Tokern Catalog
Overview
dbcat scans and maintains metadata from all your databases and data warehouses. dbcat also stores metadata generated by other data governance applications such as PIICatcher and Lineage Engine. dbcat is typically used alongside other applications. It can also be used stand-alone to generate a very simple data catalog using the CLI or API.

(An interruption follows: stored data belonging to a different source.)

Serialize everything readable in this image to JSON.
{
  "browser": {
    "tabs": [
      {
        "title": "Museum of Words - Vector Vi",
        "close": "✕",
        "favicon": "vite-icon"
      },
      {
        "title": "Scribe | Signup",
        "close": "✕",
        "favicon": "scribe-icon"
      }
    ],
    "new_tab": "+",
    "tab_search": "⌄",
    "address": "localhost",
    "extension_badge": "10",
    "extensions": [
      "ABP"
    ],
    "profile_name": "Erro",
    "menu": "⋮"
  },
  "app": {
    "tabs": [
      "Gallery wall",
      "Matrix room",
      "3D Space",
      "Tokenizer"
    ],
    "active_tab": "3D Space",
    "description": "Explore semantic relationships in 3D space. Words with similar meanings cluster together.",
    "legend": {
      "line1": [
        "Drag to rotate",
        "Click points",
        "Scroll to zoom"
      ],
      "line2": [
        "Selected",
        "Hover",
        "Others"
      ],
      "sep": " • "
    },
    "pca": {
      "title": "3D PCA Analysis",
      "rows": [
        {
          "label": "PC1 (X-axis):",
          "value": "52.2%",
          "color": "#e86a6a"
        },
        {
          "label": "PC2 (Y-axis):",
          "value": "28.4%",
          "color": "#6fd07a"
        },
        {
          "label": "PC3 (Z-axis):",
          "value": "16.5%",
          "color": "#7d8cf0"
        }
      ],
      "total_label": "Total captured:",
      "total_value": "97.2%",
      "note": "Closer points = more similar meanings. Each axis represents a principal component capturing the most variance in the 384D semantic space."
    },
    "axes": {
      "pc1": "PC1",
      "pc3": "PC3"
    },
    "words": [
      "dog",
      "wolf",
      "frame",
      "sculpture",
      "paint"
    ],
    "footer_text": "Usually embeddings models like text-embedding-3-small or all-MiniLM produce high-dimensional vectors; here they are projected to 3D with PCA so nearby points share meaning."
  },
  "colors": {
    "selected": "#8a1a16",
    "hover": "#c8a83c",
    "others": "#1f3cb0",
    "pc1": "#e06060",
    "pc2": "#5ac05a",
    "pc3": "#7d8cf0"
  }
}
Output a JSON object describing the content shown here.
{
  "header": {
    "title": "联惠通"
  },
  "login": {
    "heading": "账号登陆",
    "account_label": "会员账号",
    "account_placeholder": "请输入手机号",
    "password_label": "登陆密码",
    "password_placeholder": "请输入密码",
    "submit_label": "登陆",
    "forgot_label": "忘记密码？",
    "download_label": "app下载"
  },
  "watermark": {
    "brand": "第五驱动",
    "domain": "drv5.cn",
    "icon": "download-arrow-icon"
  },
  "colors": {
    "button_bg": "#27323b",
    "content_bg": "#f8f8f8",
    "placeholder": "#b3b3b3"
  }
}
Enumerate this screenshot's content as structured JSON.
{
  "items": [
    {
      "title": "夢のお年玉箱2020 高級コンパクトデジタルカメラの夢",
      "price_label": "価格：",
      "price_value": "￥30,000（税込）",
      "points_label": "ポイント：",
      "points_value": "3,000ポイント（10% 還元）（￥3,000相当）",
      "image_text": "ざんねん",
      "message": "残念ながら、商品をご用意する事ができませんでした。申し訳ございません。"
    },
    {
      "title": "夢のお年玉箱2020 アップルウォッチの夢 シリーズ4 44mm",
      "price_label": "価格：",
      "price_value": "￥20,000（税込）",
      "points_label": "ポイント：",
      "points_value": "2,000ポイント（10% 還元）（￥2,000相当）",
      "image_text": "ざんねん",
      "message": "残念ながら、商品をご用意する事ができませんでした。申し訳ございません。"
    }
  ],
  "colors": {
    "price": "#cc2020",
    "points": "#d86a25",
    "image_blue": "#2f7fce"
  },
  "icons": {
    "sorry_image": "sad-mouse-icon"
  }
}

dbcat stores the catalog in a Postgresql or SQLite database. By default, the catalog is stored in a SQLite
database in ~/.config/tokern/catalog.db
The catalog can be exported to Datahub or Amundsen. This is very useful to export PII tags or column lineage generated by PIICatcher or Lineage Engine. Check documentation for detailed instructions to set PII tags and column-level lineage.
We need your help!
We are currently gathering feedback on our Tokern project, and your input would help us greatly in shaping our roadmap for the future. If you are interested in submitting your input for the development of dbcat, take our survey here!
Quick Start
dbcat is distributed as a python application.
python3 -m venv .env
source .env/bin/activate
pip install dbcat
dbcat catalog add-sqlite --name sample --path <path to sqlite db>
dbcat catalog scan --source-name sample
Supported Technologies
The following databases are supported:
- MySQL/Mariadb
- PostgreSQL
- AWS Redshift
- BigQuery
- Snowflake
- AWS Athena